A 1992 graduate of , Kevin Collison sat in the bustling media center of his alma mater Wednesday morning helping reshape the future curriculum of local high school students.
Collison, a financial planner with Merrill Lynch, collaborated along with more than 30 business partners and South River teachers to change how kids learn in classrooms. As part of South River’s Global Communications and Public Affairs (GCPA) signature program, coordinator Linda Lamon hosted Collision and others to answer the “why?” of high school education.
“The goal is to implement real-world experience and apply it in the classroom as a way to answer the great ‘Why?’ ‘Why are we learning this?’” Lamon said.
The workshop, known as the South River Signature Overlay Training and Writing Retreat, was the first step of several to accomplish the signature program’s goal.
A wide variety of professionals attended the gathering, including state Sen. John Astle (D-Annapolis).
Former English teacher Rich Burger explained the need for innovative thinking when it comes to engaging students.
“I was the obnoxious kid in the back of the classroom asking ‘Why are we learning this stuff?’” Burger said. “If the teacher could make the connection, I was good. I had one teacher who couldn’t and I never learned.”
The strategy is about “making connections” to students so that they know the things they learn today will be implemented tomorrow, Burger said.
He added that it’s not about adding more work to the teachers, but about increasing relevance for the kids.
At tables in the media center, one educator and two to five professionals discussed innovative strategies in topic areas such as math, social studies, world languages, foundations of technology and more. In many cases, the business partners were eager to hear how they could help the teachers inject real-life examples, specifically when it came to topics in Anne Arundel County.
At the foundations of technology table, Collison spoke with South River teachers Ryan Sackett and Sean Gold, discussing the need for student flexibility due to the ever-changing landscape of business communication.
"I do business drastically different than I did even five years ago," Collison said.

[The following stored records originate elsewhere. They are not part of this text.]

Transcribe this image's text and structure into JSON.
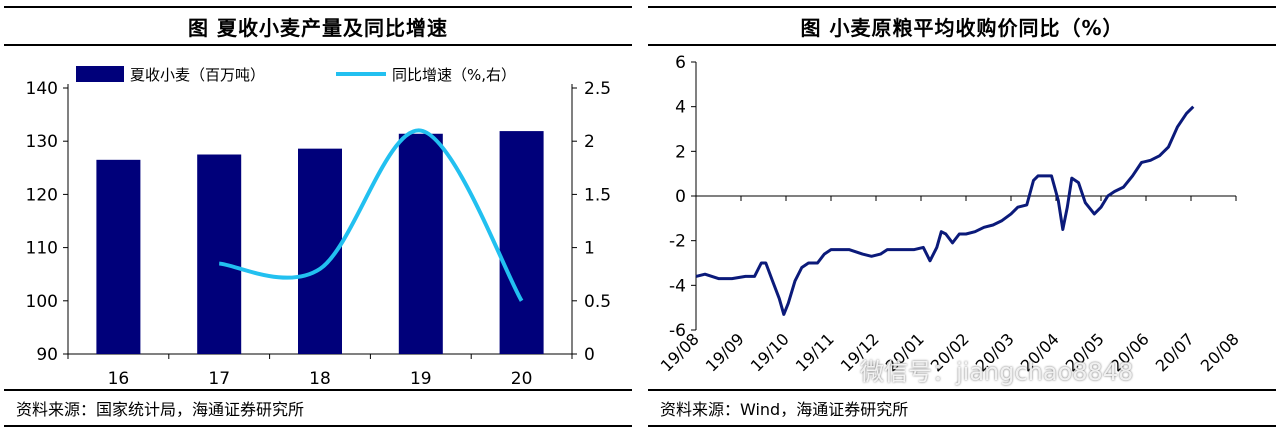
{
  "left": {
    "title": "图  夏收小麦产量及同比增速",
    "source": "资料来源：国家统计局，海通证券研究所",
    "colors": {
      "bar": "#00007a",
      "line": "#22c0f0"
    },
    "chart_data": {
      "type": "bar",
      "categories": [
        "16",
        "17",
        "18",
        "19",
        "20"
      ],
      "series": [
        {
          "name": "夏收小麦（百万吨）",
          "type": "bar",
          "axis": "left",
          "values": [
            126.5,
            127.5,
            128.6,
            131.4,
            131.9
          ]
        },
        {
          "name": "同比增速（%,右）",
          "type": "line",
          "axis": "right",
          "values": [
            null,
            0.85,
            0.8,
            2.1,
            0.5
          ]
        }
      ],
      "ylim": [
        90,
        140
      ],
      "yticks": [
        "90",
        "100",
        "110",
        "120",
        "130",
        "140"
      ],
      "y2lim": [
        0,
        2.5
      ],
      "y2ticks": [
        "0",
        "0.5",
        "1",
        "1.5",
        "2",
        "2.5"
      ],
      "legend": "top"
    }
  },
  "right": {
    "title": "图  小麦原粮平均收购价同比（%）",
    "source": "资料来源：Wind，海通证券研究所",
    "colors": {
      "line": "#0b1a7a"
    },
    "chart_data": {
      "type": "line",
      "xticks": [
        "19/08",
        "19/09",
        "19/10",
        "19/11",
        "19/12",
        "20/01",
        "20/02",
        "20/03",
        "20/04",
        "20/05",
        "20/06",
        "20/07",
        "20/08"
      ],
      "ylim": [
        -6,
        6
      ],
      "yticks": [
        "-6",
        "-4",
        "-2",
        "0",
        "2",
        "4",
        "6"
      ],
      "series": [
        {
          "values": [
            [
              0,
              -3.6
            ],
            [
              0.2,
              -3.5
            ],
            [
              0.5,
              -3.7
            ],
            [
              0.8,
              -3.7
            ],
            [
              1.1,
              -3.6
            ],
            [
              1.3,
              -3.6
            ],
            [
              1.45,
              -3.0
            ],
            [
              1.55,
              -3.0
            ],
            [
              1.7,
              -3.8
            ],
            [
              1.85,
              -4.6
            ],
            [
              1.95,
              -5.3
            ],
            [
              2.05,
              -4.8
            ],
            [
              2.2,
              -3.8
            ],
            [
              2.35,
              -3.2
            ],
            [
              2.5,
              -3.0
            ],
            [
              2.7,
              -3.0
            ],
            [
              2.85,
              -2.6
            ],
            [
              3.0,
              -2.4
            ],
            [
              3.2,
              -2.4
            ],
            [
              3.4,
              -2.4
            ],
            [
              3.55,
              -2.5
            ],
            [
              3.7,
              -2.6
            ],
            [
              3.9,
              -2.7
            ],
            [
              4.1,
              -2.6
            ],
            [
              4.25,
              -2.4
            ],
            [
              4.45,
              -2.4
            ],
            [
              4.65,
              -2.4
            ],
            [
              4.85,
              -2.4
            ],
            [
              5.05,
              -2.3
            ],
            [
              5.2,
              -2.9
            ],
            [
              5.35,
              -2.3
            ],
            [
              5.45,
              -1.6
            ],
            [
              5.55,
              -1.7
            ],
            [
              5.7,
              -2.1
            ],
            [
              5.85,
              -1.7
            ],
            [
              6.0,
              -1.7
            ],
            [
              6.2,
              -1.6
            ],
            [
              6.4,
              -1.4
            ],
            [
              6.6,
              -1.3
            ],
            [
              6.8,
              -1.1
            ],
            [
              7.0,
              -0.8
            ],
            [
              7.15,
              -0.5
            ],
            [
              7.35,
              -0.4
            ],
            [
              7.5,
              0.7
            ],
            [
              7.6,
              0.9
            ],
            [
              7.75,
              0.9
            ],
            [
              7.9,
              0.9
            ],
            [
              8.05,
              -0.2
            ],
            [
              8.15,
              -1.5
            ],
            [
              8.25,
              -0.5
            ],
            [
              8.35,
              0.8
            ],
            [
              8.5,
              0.6
            ],
            [
              8.65,
              -0.3
            ],
            [
              8.85,
              -0.8
            ],
            [
              9.0,
              -0.5
            ],
            [
              9.15,
              0.0
            ],
            [
              9.3,
              0.2
            ],
            [
              9.5,
              0.4
            ],
            [
              9.7,
              0.9
            ],
            [
              9.9,
              1.5
            ],
            [
              10.1,
              1.6
            ],
            [
              10.3,
              1.8
            ],
            [
              10.5,
              2.2
            ],
            [
              10.7,
              3.1
            ],
            [
              10.9,
              3.7
            ],
            [
              11.05,
              4.0
            ]
          ]
        }
      ]
    }
  },
  "watermark": "微信号：jiangchao8848"
}
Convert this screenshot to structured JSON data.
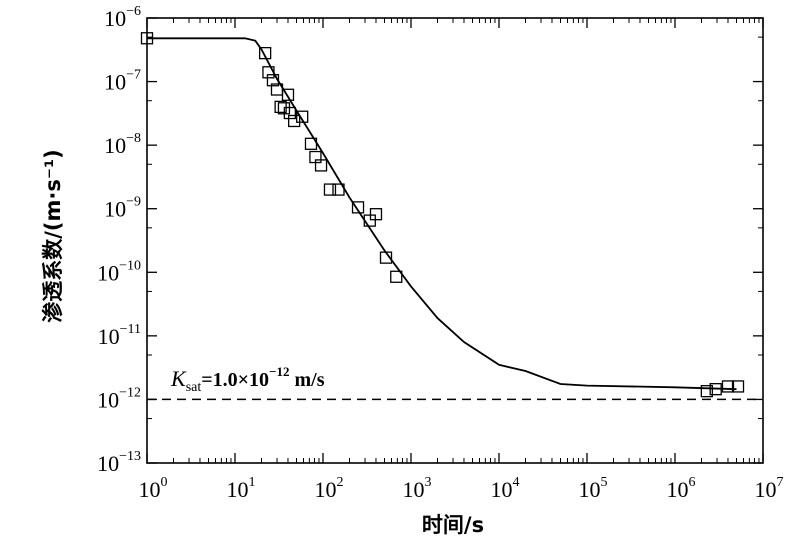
{
  "chart_data": {
    "type": "scatter",
    "xlabel": "时间/s",
    "ylabel": "渗透系数/(m·s⁻¹)",
    "x_scale": "log",
    "y_scale": "log",
    "xlim": [
      1,
      10000000
    ],
    "ylim": [
      1e-13,
      1e-06
    ],
    "grid": false,
    "x_ticks": [
      {
        "value": 1,
        "base": "10",
        "exp": "0"
      },
      {
        "value": 10,
        "base": "10",
        "exp": "1"
      },
      {
        "value": 100,
        "base": "10",
        "exp": "2"
      },
      {
        "value": 1000,
        "base": "10",
        "exp": "3"
      },
      {
        "value": 10000,
        "base": "10",
        "exp": "4"
      },
      {
        "value": 100000,
        "base": "10",
        "exp": "5"
      },
      {
        "value": 1000000,
        "base": "10",
        "exp": "6"
      },
      {
        "value": 10000000,
        "base": "10",
        "exp": "7"
      }
    ],
    "y_ticks": [
      {
        "value": 1e-06,
        "base": "10",
        "exp": "−6"
      },
      {
        "value": 1e-07,
        "base": "10",
        "exp": "−7"
      },
      {
        "value": 1e-08,
        "base": "10",
        "exp": "−8"
      },
      {
        "value": 1e-09,
        "base": "10",
        "exp": "−9"
      },
      {
        "value": 1e-10,
        "base": "10",
        "exp": "−10"
      },
      {
        "value": 1e-11,
        "base": "10",
        "exp": "−11"
      },
      {
        "value": 1e-12,
        "base": "10",
        "exp": "−12"
      },
      {
        "value": 1e-13,
        "base": "10",
        "exp": "−13"
      }
    ],
    "series": [
      {
        "marker": "open-square",
        "points": [
          [
            1.0,
            4.8e-07
          ],
          [
            22,
            2.8e-07
          ],
          [
            24,
            1.4e-07
          ],
          [
            27,
            1.05e-07
          ],
          [
            30,
            7.5e-08
          ],
          [
            33,
            4e-08
          ],
          [
            36,
            3.8e-08
          ],
          [
            40,
            6.2e-08
          ],
          [
            42,
            3.2e-08
          ],
          [
            47,
            2.4e-08
          ],
          [
            58,
            2.8e-08
          ],
          [
            73,
            1.05e-08
          ],
          [
            82,
            6.5e-09
          ],
          [
            95,
            4.8e-09
          ],
          [
            120,
            2e-09
          ],
          [
            150,
            2e-09
          ],
          [
            250,
            1.05e-09
          ],
          [
            340,
            6.5e-10
          ],
          [
            400,
            8.2e-10
          ],
          [
            520,
            1.7e-10
          ],
          [
            680,
            8.5e-11
          ],
          [
            2300000,
            1.35e-12
          ],
          [
            2900000,
            1.45e-12
          ],
          [
            4000000,
            1.6e-12
          ],
          [
            5200000,
            1.6e-12
          ]
        ]
      },
      {
        "style": "solid-line",
        "points": [
          [
            1,
            4.8e-07
          ],
          [
            13,
            4.8e-07
          ],
          [
            17,
            4.4e-07
          ],
          [
            20,
            3.2e-07
          ],
          [
            30,
            1.1e-07
          ],
          [
            50,
            3.5e-08
          ],
          [
            100,
            7.5e-09
          ],
          [
            200,
            1.5e-09
          ],
          [
            500,
            2.2e-10
          ],
          [
            1000,
            6e-11
          ],
          [
            2000,
            1.9e-11
          ],
          [
            4000,
            8e-12
          ],
          [
            10000,
            3.5e-12
          ],
          [
            20000,
            2.8e-12
          ],
          [
            50000,
            1.75e-12
          ],
          [
            100000,
            1.65e-12
          ],
          [
            1000000,
            1.55e-12
          ],
          [
            5000000,
            1.45e-12
          ]
        ]
      },
      {
        "style": "dashed-line",
        "points": [
          [
            1,
            1e-12
          ],
          [
            10000000,
            1e-12
          ]
        ]
      }
    ],
    "annotation": {
      "sym": "K",
      "sub": "sat",
      "mid": "=1.0×10",
      "sup": "−12",
      "unit": " m/s",
      "at": [
        1.3,
        1.5e-12
      ]
    }
  }
}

Jennifer Carr, volunteer coordinator for the South River Federation, said the workshop was a great way to connect with teachers and increase children’s exposure to real-world opportunity. Peggy Galloway, an art teacher at South River, said she felt the program will help kids understand the importance and value of hard work.

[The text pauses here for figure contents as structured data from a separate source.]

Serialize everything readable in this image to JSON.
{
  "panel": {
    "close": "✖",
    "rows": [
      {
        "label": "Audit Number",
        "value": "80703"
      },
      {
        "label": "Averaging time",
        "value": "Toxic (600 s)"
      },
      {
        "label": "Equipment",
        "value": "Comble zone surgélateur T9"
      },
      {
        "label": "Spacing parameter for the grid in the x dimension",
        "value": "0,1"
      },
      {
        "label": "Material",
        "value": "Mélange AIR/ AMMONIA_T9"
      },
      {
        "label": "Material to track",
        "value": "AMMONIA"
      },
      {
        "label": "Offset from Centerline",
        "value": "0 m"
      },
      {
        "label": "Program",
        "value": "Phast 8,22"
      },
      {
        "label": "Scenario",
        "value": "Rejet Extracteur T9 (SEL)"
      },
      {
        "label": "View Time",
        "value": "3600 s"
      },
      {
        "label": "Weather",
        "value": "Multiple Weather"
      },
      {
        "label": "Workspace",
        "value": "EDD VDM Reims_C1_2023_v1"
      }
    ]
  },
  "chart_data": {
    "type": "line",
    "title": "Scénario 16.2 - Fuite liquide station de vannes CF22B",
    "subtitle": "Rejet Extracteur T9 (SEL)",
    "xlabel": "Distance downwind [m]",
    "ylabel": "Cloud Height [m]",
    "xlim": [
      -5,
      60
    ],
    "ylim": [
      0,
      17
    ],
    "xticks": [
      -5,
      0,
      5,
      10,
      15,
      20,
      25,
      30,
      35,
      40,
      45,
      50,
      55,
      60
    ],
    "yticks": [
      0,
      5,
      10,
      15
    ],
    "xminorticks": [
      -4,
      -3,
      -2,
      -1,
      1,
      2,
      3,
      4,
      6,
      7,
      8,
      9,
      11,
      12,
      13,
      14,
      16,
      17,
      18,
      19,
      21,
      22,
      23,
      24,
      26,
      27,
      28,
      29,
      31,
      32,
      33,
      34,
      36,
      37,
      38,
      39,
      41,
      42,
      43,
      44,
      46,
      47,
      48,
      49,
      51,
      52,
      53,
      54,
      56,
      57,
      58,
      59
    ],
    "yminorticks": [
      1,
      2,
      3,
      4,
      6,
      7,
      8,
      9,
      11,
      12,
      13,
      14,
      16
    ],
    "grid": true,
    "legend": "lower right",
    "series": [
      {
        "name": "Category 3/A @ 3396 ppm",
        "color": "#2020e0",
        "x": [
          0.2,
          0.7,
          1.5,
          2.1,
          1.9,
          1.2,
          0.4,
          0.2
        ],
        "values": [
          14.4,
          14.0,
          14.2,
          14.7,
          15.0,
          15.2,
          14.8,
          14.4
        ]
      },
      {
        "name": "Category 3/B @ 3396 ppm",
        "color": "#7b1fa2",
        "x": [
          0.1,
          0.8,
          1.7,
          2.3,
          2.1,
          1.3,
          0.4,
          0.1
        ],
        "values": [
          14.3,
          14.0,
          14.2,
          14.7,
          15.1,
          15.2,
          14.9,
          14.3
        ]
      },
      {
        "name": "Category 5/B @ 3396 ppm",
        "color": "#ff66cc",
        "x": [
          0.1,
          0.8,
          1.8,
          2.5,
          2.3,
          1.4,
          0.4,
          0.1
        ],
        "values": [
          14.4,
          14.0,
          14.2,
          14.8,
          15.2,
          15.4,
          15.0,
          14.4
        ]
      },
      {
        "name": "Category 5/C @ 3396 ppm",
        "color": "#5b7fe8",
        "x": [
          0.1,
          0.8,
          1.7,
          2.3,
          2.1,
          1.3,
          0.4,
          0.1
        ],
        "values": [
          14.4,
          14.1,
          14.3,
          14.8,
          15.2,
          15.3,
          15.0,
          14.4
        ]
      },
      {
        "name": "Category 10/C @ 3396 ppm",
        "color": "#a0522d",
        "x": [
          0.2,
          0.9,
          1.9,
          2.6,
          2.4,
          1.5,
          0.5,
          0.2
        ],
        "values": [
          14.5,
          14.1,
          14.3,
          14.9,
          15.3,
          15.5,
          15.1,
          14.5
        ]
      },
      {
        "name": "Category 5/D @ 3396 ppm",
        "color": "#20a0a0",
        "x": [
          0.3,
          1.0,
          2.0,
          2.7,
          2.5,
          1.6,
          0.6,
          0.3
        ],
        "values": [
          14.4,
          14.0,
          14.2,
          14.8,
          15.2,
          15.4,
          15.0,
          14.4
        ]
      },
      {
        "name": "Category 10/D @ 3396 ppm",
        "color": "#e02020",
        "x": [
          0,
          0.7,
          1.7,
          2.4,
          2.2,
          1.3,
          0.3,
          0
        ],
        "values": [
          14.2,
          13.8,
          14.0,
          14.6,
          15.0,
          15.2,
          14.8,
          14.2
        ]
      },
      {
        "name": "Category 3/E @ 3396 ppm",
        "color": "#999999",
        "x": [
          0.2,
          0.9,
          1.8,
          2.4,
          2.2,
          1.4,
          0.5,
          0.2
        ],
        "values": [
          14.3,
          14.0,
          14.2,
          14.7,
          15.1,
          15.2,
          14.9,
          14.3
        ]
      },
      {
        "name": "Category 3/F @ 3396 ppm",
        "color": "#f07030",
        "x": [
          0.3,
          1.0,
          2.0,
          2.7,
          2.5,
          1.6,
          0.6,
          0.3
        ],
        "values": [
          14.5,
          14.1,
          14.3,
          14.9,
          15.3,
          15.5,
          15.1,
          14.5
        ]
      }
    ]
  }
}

“Kids get really excited when they are working with real people,” Galloway said. “Students these days can be somewhat short on social skills—plugged into their cell phones all the time—the reality is you have to work well with people.”
The next step for the signature program is gathering the overlays written by South River teachers and sharing them with other educators throughout various departments, Lamon said.
“Every student in the school will be affected by these overlays,” Lamon said. “It helps all kids with real-life examples and problems and issues.”
The signature coordinator also said the GCPA program is set to host several hands-on projects and trips for students during the spring of 2013.